Phillip Tim Williams has had a pretty good life in Richmond, Virginia. He makes his living as a masseur, and as a life model for art classes.

Outer-Salt

  By Charley Seattle

my cheek follows
your ribs to the red fist 
of a Jupiter-spot sunset
 
between bodythings—
we’re legged nooses,
wavy puckers
 
of the sound’s exhales—
meaning your spine
curls a blue horizon—
 
meaning the rain
pulls your back beneath
my thorned fingertips
 
& grassy tongue reeds
beg you to break me
through shore. & here
 
darkwash clouds skirt
your bedroom ceiling,
coupled fog orange street-
 
lights bronze uncovered
limbs. our osprey wings.
damp feathers of a thing
 
we might find mercurial
fevers braided in our lungs
but that is not definite
 
or desire which rings
a lazy Saturn at our hips
of impossible: can you choose
 
only one want, is it possible.
i need to know the ospreys
soar sad chords after
 
the metal storm, do they buckle
like tin roofs dipped
by salt-knuckled hail
 
it is safe to want things,
the ineffable, all vague palms
turned up, asking for—

Dear Lola,

By Charely Seattle

we can’t just go on starving in the corner in our satin organza nightie—

lace bandages hem like sugar chainlink, all sweet mesh fence swings

past our knees. what’s woven began thorned with the duskhowls of men.
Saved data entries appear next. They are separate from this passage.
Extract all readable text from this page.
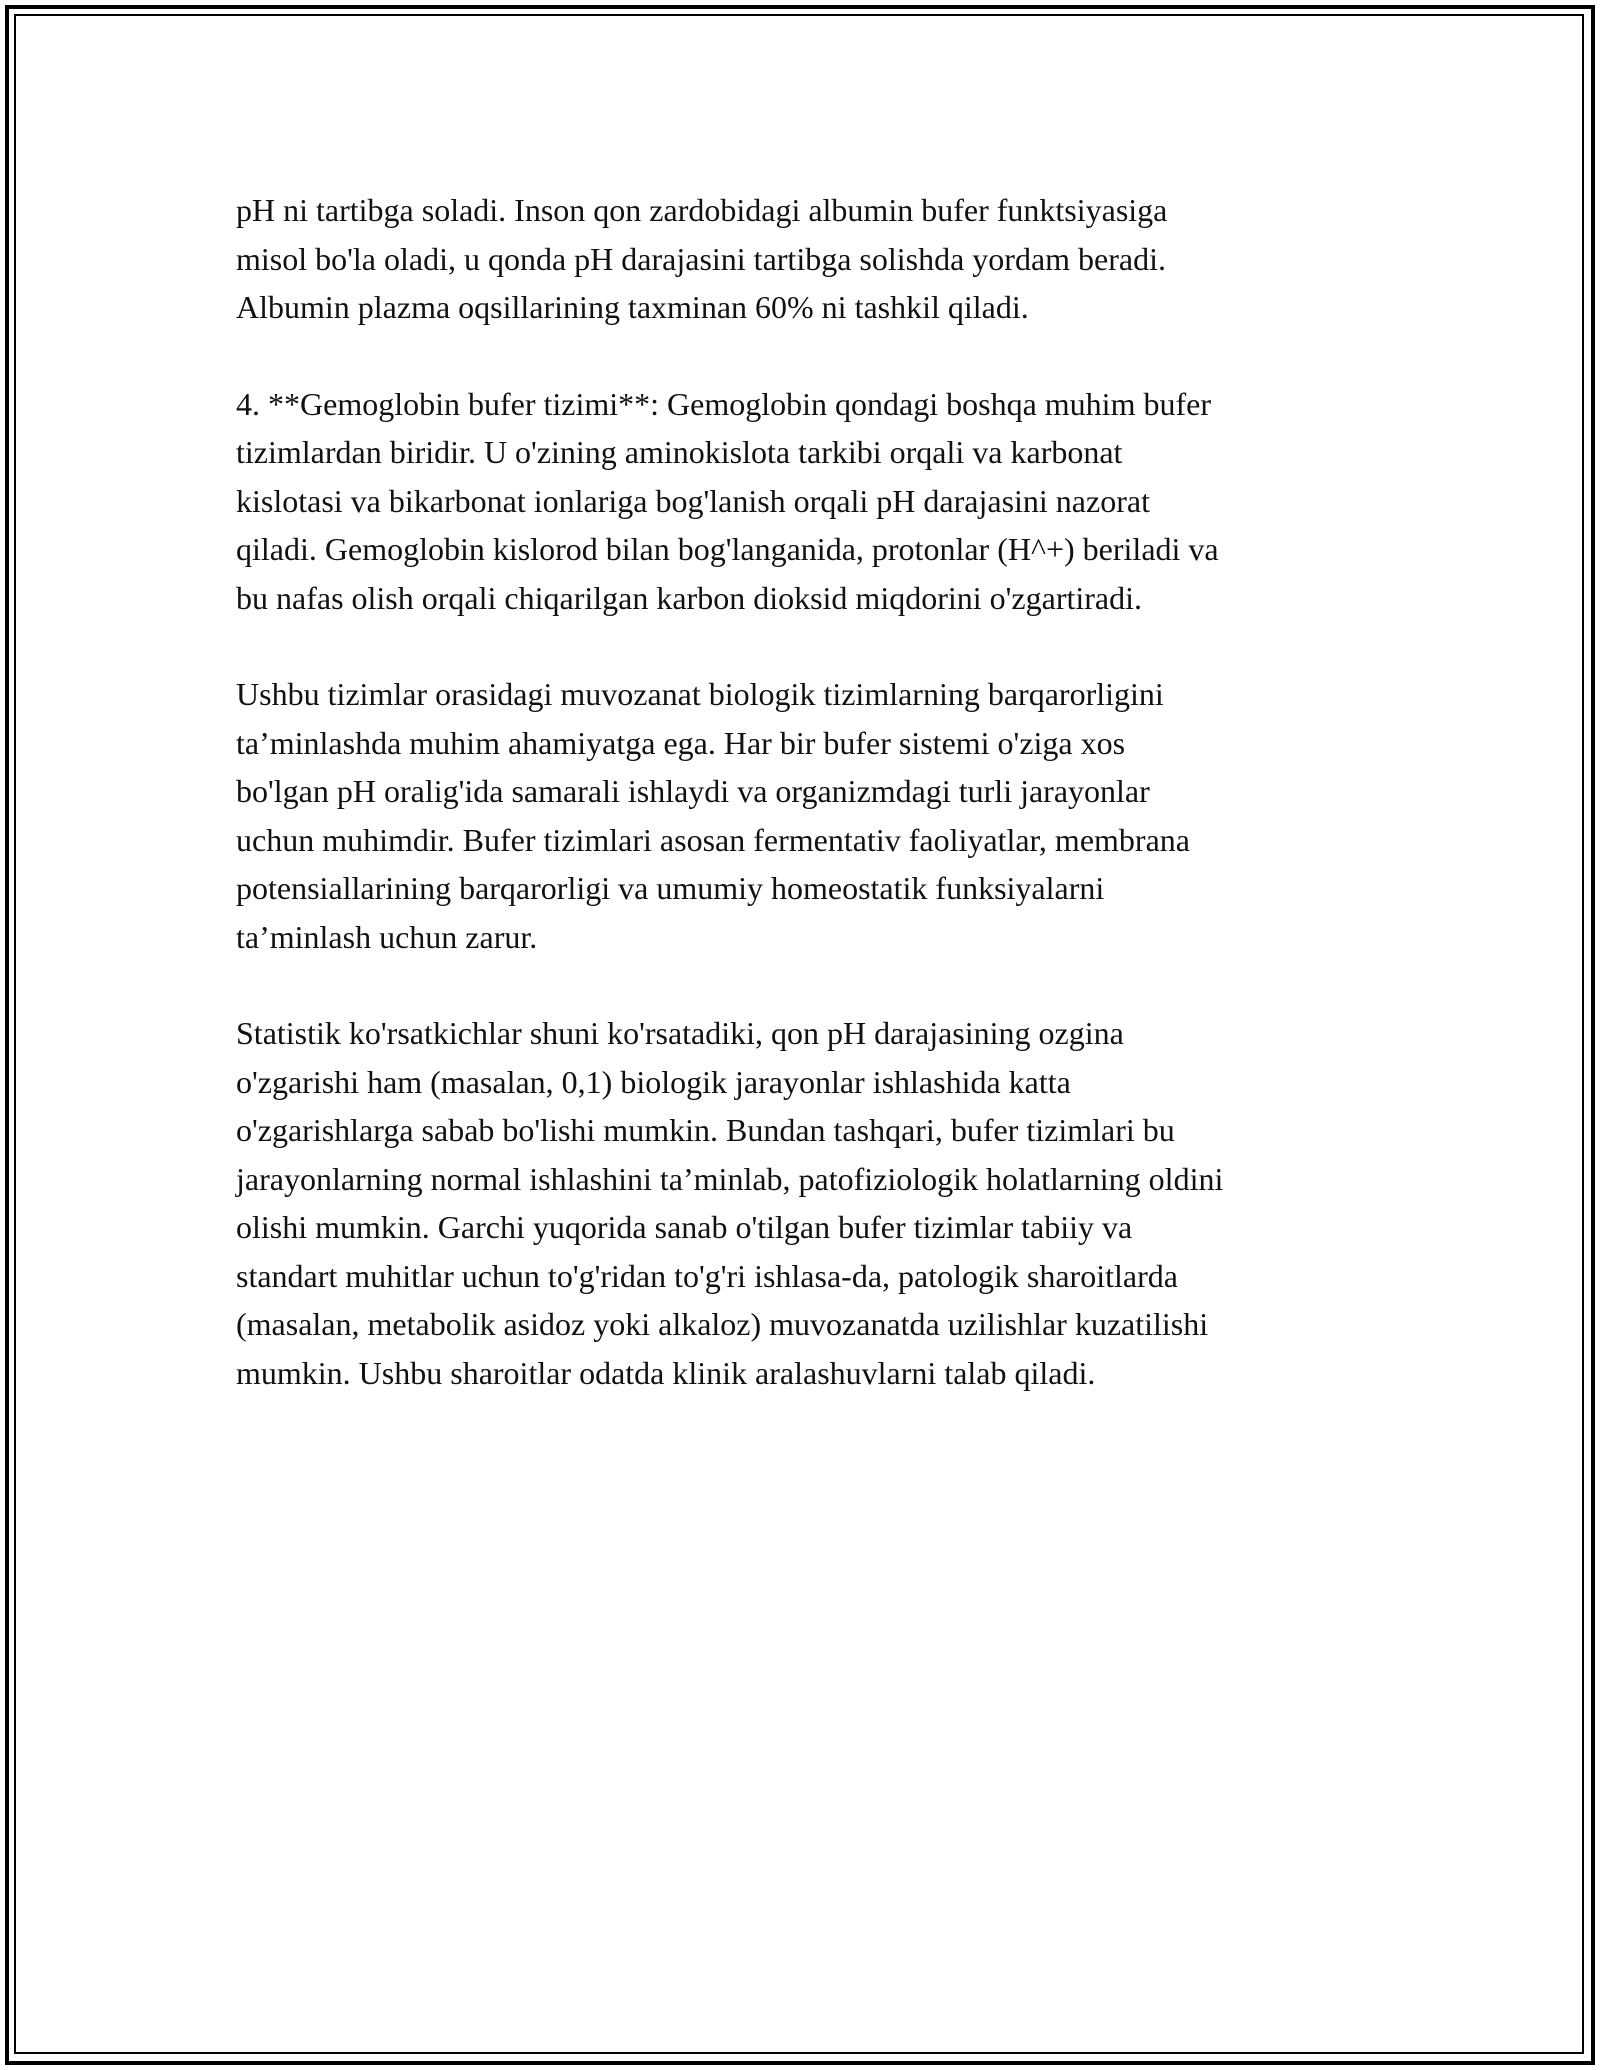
pH ni tartibga soladi. Inson qon zardobidagi albumin bufer funktsiyasiga
misol bo'la oladi, u qonda pH darajasini tartibga solishda yordam beradi.
Albumin plazma oqsillarining taxminan 60% ni tashkil qiladi.

4. **Gemoglobin bufer tizimi**: Gemoglobin qondagi boshqa muhim bufer
tizimlardan biridir. U o'zining aminokislota tarkibi orqali va karbonat
kislotasi va bikarbonat ionlariga bog'lanish orqali pH darajasini nazorat
qiladi. Gemoglobin kislorod bilan bog'langanida, protonlar (H^+) beriladi va
bu nafas olish orqali chiqarilgan karbon dioksid miqdorini o'zgartiradi.

Ushbu tizimlar orasidagi muvozanat biologik tizimlarning barqarorligini
ta’minlashda muhim ahamiyatga ega. Har bir bufer sistemi o'ziga xos
bo'lgan pH oralig'ida samarali ishlaydi va organizmdagi turli jarayonlar
uchun muhimdir. Bufer tizimlari asosan fermentativ faoliyatlar, membrana
potensiallarining barqarorligi va umumiy homeostatik funksiyalarni
ta’minlash uchun zarur.

Statistik ko'rsatkichlar shuni ko'rsatadiki, qon pH darajasining ozgina
o'zgarishi ham (masalan, 0,1) biologik jarayonlar ishlashida katta
o'zgarishlarga sabab bo'lishi mumkin. Bundan tashqari, bufer tizimlari bu
jarayonlarning normal ishlashini ta’minlab, patofiziologik holatlarning oldini
olishi mumkin. Garchi yuqorida sanab o'tilgan bufer tizimlar tabiiy va
standart muhitlar uchun to'g'ridan to'g'ri ishlasa-da, patologik sharoitlarda
(masalan, metabolik asidoz yoki alkaloz) muvozanatda uzilishlar kuzatilishi
mumkin. Ushbu sharoitlar odatda klinik aralashuvlarni talab qiladi.
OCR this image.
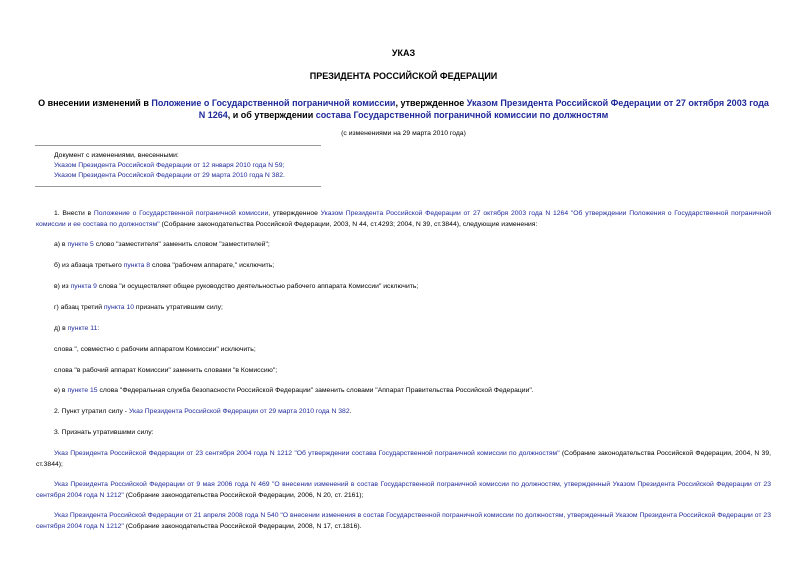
УКАЗ
ПРЕЗИДЕНТА РОССИЙСКОЙ ФЕДЕРАЦИИ
О внесении изменений в Положение о Государственной пограничной комиссии, утвержденное Указом Президента Российской Федерации от 27 октября 2003 года N 1264, и об утверждении состава Государственной пограничной комиссии по должностям
(с изменениями на 29 марта 2010 года)
Документ с изменениями, внесенными:
Указом Президента Российской Федерации от 12 января 2010 года N 59;
Указом Президента Российской Федерации от 29 марта 2010 года N 382.
1. Внести в Положение о Государственной пограничной комиссии, утвержденное Указом Президента Российской Федерации от 27 октября 2003 года N 1264 "Об утверждении Положения о Государственной пограничной комиссии и ее состава по должностям" (Собрание законодательства Российской Федерации, 2003, N 44, ст.4293; 2004, N 39, ст.3844), следующие изменения:
а) в пункте 5 слово "заместителя" заменить словом "заместителей";
б) из абзаца третьего пункта 8 слова "рабочем аппарате," исключить;
в) из пункта 9 слова "и осуществляет общее руководство деятельностью рабочего аппарата Комиссии" исключить;
г) абзац третий пункта 10 признать утратившим силу;
д) в пункте 11:
слова ", совместно с рабочим аппаратом Комиссии" исключить;
слова "в рабочий аппарат Комиссии" заменить словами "в Комиссию";
е) в пункте 15 слова "Федеральная служба безопасности Российской Федерации" заменить словами "Аппарат Правительства Российской Федерации".
2. Пункт утратил силу - Указ Президента Российской Федерации от 29 марта 2010 года N 382.
3. Признать утратившими силу:
Указ Президента Российской Федерации от 23 сентября 2004 года N 1212 "Об утверждении состава Государственной пограничной комиссии по должностям" (Собрание законодательства Российской Федерации, 2004, N 39, ст.3844);
Указ Президента Российской Федерации от 9 мая 2006 года N 469 "О внесении изменений в состав Государственной пограничной комиссии по должностям, утвержденный Указом Президента Российской Федерации от 23 сентября 2004 года N 1212" (Собрание законодательства Российской Федерации, 2006, N 20, ст. 2161);
Указ Президента Российской Федерации от 21 апреля 2008 года N 540 "О внесении изменения в состав Государственной пограничной комиссии по должностям, утвержденный Указом Президента Российской Федерации от 23 сентября 2004 года N 1212" (Собрание законодательства Российской Федерации, 2008, N 17, ст.1816).
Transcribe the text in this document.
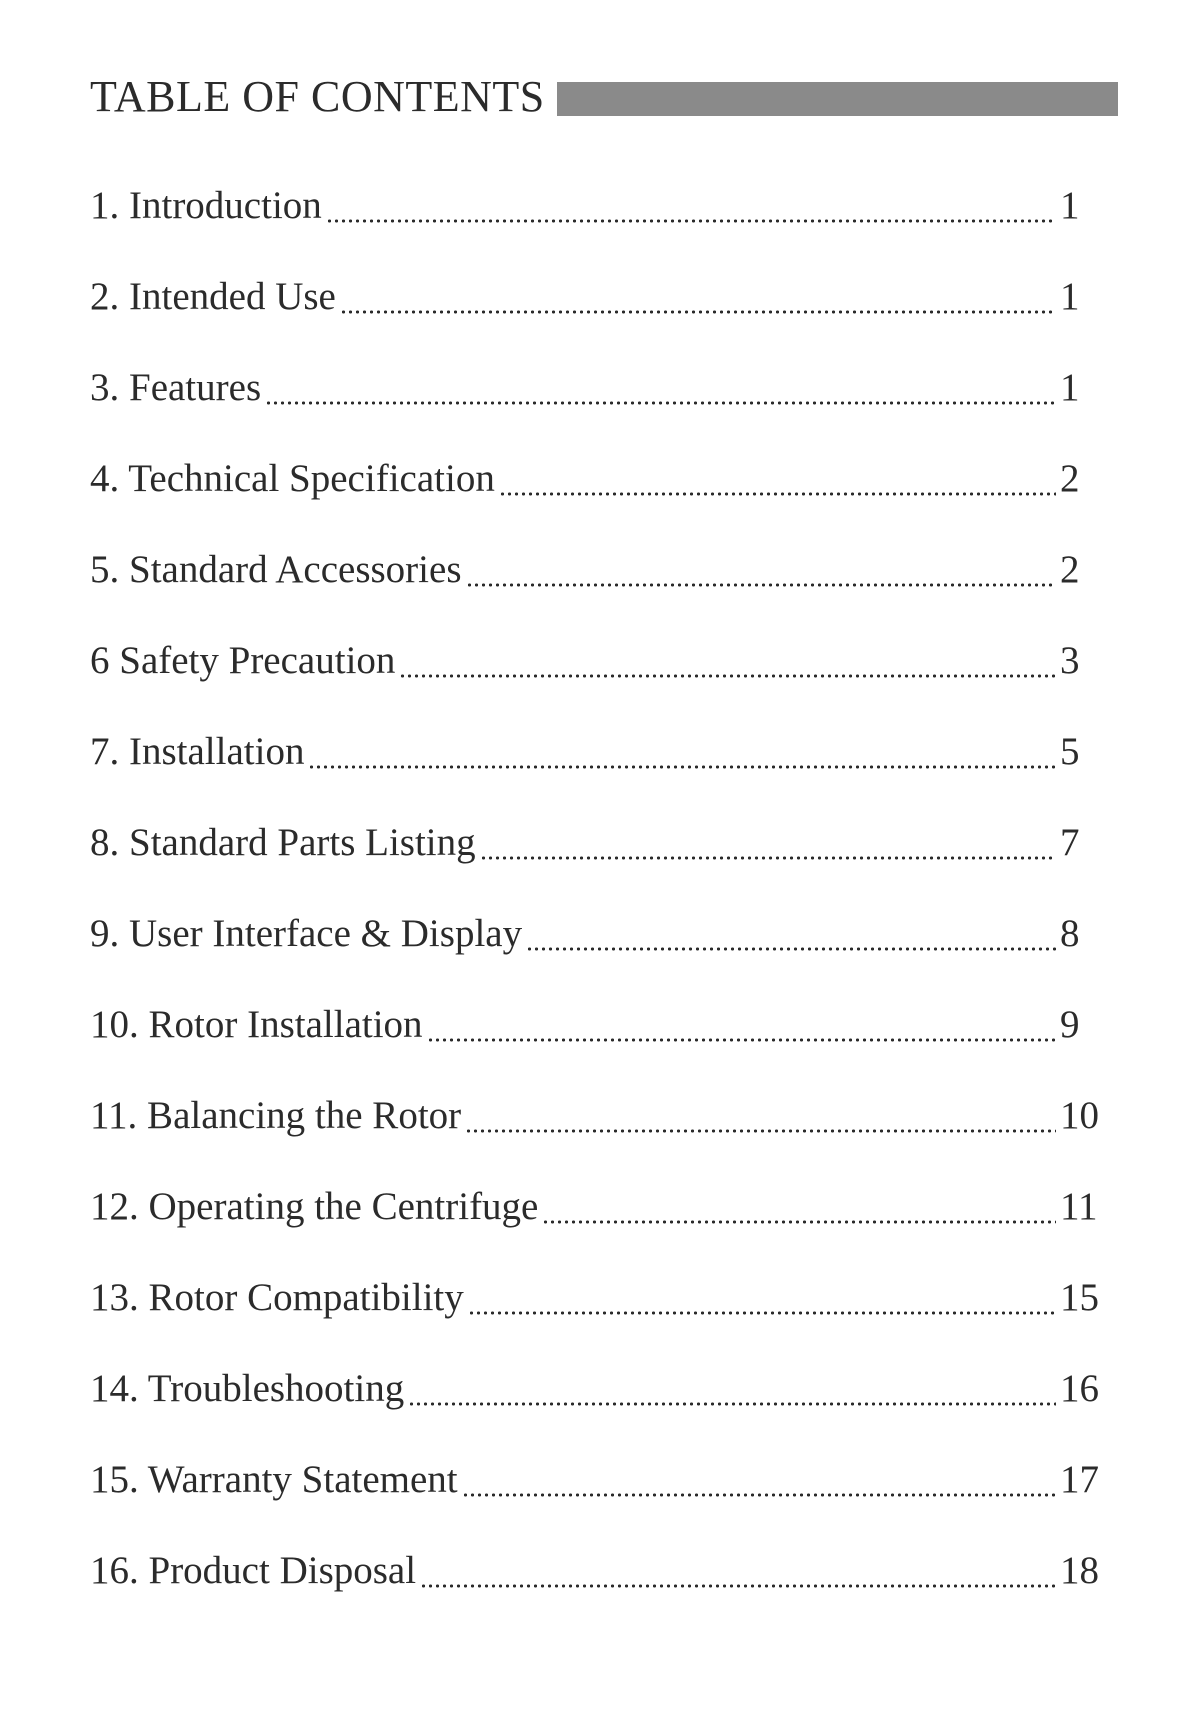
TABLE OF CONTENTS
1. Introduction	1
2. Intended Use	1
3. Features	1
4. Technical Specification	2
5. Standard Accessories	2
6 Safety Precaution	3
7. Installation	5
8. Standard Parts Listing	7
9. User Interface & Display	8
10. Rotor Installation	9
11. Balancing the Rotor	10
12. Operating the Centrifuge	11
13. Rotor Compatibility	15
14. Troubleshooting	16
15. Warranty Statement	17
16. Product Disposal	18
nothing for us to knit like rain. oh, Lola. if my voice spoke cotton, instead,

maybe your mist skins wouldn’t purple-stain with our thumbprints—

maybe you would peak from the doorframe of my pearled ribs,

curl a step like clock’s minute tick toward these offered wings. maybe you’d go.

but you say  press your eat to the floorboards. they still murmur

blood’s tiny explosions, anger’s furied metallic writhing circle:

this kettle room boils over landmines and jaws. nothing safe

in toe-ing the grains. listen. and i hear while your thumbnail digs

into that stiff callous on our pinky so often i sometimes don’t notice

our cheeks bit to marbled veins—pretty orchid mouth torn

by its tired roots, your feet bolted to the floor. drywall’s pindrop

holes breathe open       small pupils seep tar and ink and you can’t

move, still, you’re waiting for silence Lola, but it’s on the other side

you say I might drown, statu-ed here, might but this feels better

than walking planked oak’s severed throats. everything burst open

from a paintbrush of wildflowers: hand-mixed vibrancy of familial shed.

i’m safe away, safe when i’m placed away so you don’t try to love me

& make me leave. but you’re there in the doorframe, your head barely to my hip,

wilted halo shoulders       chin blinks to chest   Lola, how do i ask

your deep space eyes, wide star-crossed plates, if they’ll let me feed us?

we are more than our fathers’ pasts:     sweet silver neap tide this side

of a velvet moon. we can find the gentle move. we can share a whole soft teal.

there exists enough body for the weights of our sadness. come here, into my arms.